Styphelia ruscifolia is a species of flowering plant in the heath family Ericaceae and is endemic to north Queensland. It is a shrub with oblong to broadly egg-shaped leaves, the narrower end towards the base, and white, tube-shaped flowers usually arranged singly or in pairs in leaf axils.

==Description==
Styphelia ruscifolia is a shrub that typically grows to a height of 1–4 m. Its leaves are broadly egg-shaped, the narrower end towards the base, to oblong, 5–13 mm long, 3–5 mm wide, and sharply pointed. The flowers are borne singly or in pairs in leaf axils, with small bracts and broad bracteoles less than half as long as the sepals. The sepals are about 2 mm long and striated, the petals white, about 2.3 mm long and joined at the base, forming an urn-shaped tube with bearded lobes that are longer than the petal tube.

==Taxonomy==
This species was first formally described in 1810 by Robert Brown who gave it the name Leucopogon ruscifolius in his Prodromus Florae Novae Hollandiae.
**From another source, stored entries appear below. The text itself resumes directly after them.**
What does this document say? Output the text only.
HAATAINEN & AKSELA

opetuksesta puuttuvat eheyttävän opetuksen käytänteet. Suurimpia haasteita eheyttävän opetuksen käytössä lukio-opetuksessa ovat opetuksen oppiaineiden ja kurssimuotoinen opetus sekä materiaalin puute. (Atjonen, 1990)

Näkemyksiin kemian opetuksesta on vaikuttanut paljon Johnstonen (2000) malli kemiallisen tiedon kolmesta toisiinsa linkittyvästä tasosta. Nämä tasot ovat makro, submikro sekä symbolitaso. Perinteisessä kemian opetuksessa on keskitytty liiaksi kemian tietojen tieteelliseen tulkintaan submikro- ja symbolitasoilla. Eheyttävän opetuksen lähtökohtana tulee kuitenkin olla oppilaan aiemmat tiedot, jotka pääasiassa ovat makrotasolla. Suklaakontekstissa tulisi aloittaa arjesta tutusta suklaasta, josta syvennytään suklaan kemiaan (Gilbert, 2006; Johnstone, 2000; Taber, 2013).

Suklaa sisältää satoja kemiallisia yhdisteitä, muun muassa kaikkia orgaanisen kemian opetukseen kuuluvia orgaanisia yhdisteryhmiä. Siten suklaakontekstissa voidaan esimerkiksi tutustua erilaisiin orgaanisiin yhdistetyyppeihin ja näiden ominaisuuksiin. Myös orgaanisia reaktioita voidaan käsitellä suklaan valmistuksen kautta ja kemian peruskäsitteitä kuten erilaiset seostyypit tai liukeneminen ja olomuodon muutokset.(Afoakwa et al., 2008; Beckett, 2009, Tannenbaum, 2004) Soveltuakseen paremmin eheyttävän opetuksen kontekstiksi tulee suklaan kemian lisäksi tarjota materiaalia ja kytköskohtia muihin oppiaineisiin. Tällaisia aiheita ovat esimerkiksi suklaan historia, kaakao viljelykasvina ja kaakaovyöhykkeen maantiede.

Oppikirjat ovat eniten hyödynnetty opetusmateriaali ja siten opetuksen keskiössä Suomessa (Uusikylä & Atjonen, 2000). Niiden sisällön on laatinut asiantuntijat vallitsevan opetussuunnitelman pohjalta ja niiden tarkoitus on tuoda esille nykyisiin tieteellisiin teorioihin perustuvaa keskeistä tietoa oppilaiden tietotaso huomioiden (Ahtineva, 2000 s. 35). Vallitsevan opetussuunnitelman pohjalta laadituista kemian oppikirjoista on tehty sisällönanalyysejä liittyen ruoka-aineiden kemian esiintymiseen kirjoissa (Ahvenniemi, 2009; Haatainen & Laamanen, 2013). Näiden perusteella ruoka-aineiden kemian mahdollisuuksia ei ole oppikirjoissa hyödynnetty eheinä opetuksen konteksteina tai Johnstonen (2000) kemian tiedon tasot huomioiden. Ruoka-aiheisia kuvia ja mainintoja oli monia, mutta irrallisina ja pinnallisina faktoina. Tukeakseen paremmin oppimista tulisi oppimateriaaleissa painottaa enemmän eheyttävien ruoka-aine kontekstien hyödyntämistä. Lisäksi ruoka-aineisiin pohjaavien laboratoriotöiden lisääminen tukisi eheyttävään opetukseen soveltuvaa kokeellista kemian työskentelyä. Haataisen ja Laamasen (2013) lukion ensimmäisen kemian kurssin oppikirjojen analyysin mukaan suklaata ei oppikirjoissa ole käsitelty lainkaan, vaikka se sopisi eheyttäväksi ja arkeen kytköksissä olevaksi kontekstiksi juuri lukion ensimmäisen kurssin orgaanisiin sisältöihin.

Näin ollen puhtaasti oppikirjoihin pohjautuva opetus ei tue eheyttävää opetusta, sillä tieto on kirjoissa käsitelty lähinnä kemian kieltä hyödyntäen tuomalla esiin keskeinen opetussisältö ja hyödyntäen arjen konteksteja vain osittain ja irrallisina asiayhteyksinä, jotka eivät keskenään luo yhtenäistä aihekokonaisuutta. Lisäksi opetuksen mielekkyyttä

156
In 1824, Kurt Polycarp Joachim Sprengel transferred the species to Styphelia as S. ruscifolia in Systema Vegetabilium. The specific epithet (ruscifolia) means "Ruscus-leaved".

==Distribution and habitat==
Styphelia ruscifolia usually grows in low vegetation on sand dunes in near-coastal areas, and sometimes in forest in mountain areas on Cape York Peninsula and in Far North Queensland.